OK. But that’s what they did. And now they are paying democracy’s price. Which is Confessore’s point.
Update: Josh Green tweets– “Hogwash [that] GOP didn’t know trade was in issue. Exploited it for elections, ignored once in power: http://www.bloomberg.com/news/articles/2011-11-17/china-bashing-on-the-campaign-”
**– Podhoretz says Republican elites have now “abandoned the Gang of Eight approach.” This will be news to Paul Ryan. It is, alas, BS. If Podhoretz mistakes an election-year policy paper from Ted Cruz for the long-term GOP elite position, he’s more naive than the editor of Commentary, or even The Nation, should be.

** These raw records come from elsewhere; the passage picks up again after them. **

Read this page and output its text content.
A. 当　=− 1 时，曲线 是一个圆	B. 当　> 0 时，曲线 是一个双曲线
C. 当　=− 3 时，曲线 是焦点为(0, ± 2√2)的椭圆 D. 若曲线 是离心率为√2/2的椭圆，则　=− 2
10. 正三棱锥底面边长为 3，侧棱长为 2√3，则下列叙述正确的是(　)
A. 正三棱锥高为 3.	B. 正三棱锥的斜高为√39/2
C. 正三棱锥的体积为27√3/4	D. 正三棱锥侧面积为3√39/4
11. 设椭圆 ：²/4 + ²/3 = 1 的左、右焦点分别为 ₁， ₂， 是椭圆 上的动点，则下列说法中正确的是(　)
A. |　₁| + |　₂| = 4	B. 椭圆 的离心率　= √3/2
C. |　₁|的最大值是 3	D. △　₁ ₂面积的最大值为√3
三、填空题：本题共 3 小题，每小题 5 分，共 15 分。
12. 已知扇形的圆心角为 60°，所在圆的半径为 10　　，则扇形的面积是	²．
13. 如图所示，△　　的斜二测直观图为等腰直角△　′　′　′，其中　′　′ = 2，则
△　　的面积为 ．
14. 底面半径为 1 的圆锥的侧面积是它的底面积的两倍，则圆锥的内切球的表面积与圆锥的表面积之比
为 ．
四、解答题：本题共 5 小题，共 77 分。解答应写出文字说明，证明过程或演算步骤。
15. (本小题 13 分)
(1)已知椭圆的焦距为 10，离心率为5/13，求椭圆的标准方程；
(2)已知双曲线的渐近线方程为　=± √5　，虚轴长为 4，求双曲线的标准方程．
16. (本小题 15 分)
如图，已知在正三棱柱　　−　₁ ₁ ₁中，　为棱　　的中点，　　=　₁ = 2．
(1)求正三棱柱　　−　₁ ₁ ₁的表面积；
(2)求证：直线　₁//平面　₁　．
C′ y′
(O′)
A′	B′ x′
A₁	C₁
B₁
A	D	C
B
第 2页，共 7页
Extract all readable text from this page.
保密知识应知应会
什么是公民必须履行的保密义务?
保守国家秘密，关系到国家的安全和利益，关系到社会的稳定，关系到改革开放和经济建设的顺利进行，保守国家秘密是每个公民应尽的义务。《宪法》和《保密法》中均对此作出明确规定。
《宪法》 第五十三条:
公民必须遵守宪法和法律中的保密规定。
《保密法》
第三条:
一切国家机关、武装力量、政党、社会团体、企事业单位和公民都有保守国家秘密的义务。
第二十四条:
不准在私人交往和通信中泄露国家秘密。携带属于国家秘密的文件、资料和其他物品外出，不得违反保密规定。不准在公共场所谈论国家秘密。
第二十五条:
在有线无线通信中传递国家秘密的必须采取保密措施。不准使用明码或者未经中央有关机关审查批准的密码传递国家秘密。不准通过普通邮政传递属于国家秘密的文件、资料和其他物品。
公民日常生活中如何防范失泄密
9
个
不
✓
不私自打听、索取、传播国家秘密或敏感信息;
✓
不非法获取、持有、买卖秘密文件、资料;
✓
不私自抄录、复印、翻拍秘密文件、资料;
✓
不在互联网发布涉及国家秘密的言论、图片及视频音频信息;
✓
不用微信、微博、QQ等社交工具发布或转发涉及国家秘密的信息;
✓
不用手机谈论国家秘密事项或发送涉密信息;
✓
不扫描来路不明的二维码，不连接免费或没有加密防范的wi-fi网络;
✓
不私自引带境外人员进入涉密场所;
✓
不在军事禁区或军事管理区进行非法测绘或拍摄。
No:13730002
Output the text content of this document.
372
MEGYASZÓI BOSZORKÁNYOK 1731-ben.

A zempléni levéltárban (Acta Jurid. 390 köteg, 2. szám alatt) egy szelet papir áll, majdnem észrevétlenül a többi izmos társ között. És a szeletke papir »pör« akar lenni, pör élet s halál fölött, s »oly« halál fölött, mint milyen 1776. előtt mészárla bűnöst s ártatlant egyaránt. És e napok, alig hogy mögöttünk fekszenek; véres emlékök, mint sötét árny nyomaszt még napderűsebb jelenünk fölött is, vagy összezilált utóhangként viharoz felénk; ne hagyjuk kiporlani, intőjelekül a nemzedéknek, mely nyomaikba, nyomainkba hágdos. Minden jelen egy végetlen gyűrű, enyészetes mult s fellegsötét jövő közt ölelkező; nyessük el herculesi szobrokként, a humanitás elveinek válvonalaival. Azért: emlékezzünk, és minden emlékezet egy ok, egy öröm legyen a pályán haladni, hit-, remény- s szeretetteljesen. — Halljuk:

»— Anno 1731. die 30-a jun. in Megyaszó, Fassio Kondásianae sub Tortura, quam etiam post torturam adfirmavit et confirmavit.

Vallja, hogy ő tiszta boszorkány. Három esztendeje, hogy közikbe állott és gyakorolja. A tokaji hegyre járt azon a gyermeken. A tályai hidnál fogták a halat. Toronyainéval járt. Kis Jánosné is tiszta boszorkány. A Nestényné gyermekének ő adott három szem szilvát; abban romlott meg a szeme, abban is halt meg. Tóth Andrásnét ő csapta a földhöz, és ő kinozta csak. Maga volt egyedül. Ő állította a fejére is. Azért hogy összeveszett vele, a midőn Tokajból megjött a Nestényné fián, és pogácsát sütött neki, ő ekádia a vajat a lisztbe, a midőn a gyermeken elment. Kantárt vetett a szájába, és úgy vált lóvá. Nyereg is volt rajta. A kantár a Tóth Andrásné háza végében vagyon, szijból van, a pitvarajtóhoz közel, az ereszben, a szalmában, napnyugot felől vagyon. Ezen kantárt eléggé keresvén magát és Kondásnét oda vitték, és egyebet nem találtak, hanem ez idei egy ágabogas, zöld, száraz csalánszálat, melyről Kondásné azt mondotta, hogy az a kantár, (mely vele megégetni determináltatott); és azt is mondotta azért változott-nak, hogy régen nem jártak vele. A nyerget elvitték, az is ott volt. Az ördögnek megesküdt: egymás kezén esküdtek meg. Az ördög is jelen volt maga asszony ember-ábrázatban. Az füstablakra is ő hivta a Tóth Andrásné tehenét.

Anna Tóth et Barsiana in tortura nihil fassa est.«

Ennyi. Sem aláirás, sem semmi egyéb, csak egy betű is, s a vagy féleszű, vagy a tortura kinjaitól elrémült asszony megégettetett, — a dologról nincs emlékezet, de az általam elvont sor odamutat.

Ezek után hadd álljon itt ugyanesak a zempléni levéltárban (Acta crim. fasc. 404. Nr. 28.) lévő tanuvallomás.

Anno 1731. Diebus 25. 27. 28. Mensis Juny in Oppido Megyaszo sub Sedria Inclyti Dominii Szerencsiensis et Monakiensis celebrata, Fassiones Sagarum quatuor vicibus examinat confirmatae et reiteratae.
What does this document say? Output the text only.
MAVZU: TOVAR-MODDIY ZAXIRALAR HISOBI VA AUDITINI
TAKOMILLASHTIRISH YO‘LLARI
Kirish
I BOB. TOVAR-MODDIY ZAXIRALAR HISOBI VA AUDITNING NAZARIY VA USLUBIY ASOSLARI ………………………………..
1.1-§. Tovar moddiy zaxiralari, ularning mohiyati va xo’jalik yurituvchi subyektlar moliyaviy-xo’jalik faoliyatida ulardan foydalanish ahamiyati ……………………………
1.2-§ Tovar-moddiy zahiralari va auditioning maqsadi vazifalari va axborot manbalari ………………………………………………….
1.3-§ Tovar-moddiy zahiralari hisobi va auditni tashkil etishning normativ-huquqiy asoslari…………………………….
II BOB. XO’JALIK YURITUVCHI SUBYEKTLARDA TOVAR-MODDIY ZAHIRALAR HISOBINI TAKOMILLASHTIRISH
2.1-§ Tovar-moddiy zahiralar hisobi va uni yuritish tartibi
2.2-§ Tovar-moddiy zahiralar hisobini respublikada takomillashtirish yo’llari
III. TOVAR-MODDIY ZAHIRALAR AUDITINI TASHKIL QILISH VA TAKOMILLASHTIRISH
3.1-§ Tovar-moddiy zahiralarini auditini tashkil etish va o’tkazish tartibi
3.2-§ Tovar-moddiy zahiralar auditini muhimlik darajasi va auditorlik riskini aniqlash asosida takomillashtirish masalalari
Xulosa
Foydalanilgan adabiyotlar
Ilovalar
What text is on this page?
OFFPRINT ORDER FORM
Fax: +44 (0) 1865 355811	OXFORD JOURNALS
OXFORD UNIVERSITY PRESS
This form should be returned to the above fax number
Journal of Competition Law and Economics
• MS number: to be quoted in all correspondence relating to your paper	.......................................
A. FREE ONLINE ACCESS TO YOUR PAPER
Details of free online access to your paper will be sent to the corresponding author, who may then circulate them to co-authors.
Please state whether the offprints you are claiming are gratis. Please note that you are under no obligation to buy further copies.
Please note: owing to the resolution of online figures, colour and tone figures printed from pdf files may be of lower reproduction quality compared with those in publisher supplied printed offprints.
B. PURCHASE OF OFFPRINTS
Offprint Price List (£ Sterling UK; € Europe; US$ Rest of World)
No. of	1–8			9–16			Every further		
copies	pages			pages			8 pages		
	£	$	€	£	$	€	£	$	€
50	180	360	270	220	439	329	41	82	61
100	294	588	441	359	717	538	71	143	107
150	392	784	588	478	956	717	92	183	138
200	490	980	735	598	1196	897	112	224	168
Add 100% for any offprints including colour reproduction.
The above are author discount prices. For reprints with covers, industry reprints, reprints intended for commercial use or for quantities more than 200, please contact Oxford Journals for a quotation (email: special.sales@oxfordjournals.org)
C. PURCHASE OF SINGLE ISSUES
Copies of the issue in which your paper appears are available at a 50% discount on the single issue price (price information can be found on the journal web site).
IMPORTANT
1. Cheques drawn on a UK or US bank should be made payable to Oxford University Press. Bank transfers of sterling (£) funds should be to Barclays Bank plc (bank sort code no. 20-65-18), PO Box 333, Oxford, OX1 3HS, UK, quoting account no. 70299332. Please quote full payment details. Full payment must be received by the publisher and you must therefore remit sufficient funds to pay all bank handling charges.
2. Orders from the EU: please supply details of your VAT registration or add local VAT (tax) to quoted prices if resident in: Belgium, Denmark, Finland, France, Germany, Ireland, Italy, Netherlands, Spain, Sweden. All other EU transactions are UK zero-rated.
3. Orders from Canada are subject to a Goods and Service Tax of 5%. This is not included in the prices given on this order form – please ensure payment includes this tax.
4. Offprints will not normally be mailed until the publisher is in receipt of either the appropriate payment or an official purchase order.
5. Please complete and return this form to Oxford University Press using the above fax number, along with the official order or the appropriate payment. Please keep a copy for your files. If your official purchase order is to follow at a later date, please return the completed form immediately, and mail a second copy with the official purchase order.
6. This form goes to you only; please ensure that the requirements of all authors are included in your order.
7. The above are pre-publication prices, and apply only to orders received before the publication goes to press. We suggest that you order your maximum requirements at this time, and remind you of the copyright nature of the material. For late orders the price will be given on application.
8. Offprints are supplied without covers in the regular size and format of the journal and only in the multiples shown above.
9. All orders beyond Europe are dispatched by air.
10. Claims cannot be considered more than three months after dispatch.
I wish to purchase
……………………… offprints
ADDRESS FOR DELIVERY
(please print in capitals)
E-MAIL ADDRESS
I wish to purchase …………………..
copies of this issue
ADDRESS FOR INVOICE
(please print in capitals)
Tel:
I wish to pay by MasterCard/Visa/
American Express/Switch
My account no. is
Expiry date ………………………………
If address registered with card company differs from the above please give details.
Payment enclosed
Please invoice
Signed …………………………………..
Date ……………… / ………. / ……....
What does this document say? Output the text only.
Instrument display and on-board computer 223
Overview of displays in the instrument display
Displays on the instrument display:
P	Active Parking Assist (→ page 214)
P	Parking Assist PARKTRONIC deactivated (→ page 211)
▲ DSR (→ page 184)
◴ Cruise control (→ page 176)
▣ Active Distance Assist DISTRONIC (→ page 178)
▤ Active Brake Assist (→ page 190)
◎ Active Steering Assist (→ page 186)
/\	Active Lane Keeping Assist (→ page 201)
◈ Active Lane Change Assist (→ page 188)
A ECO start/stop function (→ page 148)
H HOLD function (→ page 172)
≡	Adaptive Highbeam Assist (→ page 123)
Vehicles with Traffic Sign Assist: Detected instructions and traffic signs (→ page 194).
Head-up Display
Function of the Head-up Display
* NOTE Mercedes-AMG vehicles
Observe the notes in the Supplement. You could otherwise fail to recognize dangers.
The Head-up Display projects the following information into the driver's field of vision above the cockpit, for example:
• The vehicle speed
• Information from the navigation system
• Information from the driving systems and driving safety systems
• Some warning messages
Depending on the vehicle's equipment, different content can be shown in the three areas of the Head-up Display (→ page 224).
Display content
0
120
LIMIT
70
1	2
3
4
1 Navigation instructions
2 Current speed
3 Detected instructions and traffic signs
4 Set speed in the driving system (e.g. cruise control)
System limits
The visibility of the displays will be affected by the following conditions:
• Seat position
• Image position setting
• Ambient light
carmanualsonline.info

***– “We need labor and we need votes”– Pollster Kellyanne Conway, quoted by Confessore on how GOP donors explained their resistance to her 2014 suggestion that they seize on voter anger about immigration.
****– … which they aren’t, since a lot of the GOP opposition to Trump comes from voters who don’t like Trump for his personal qualities, not voters who don’t think he’s addressing their concerns.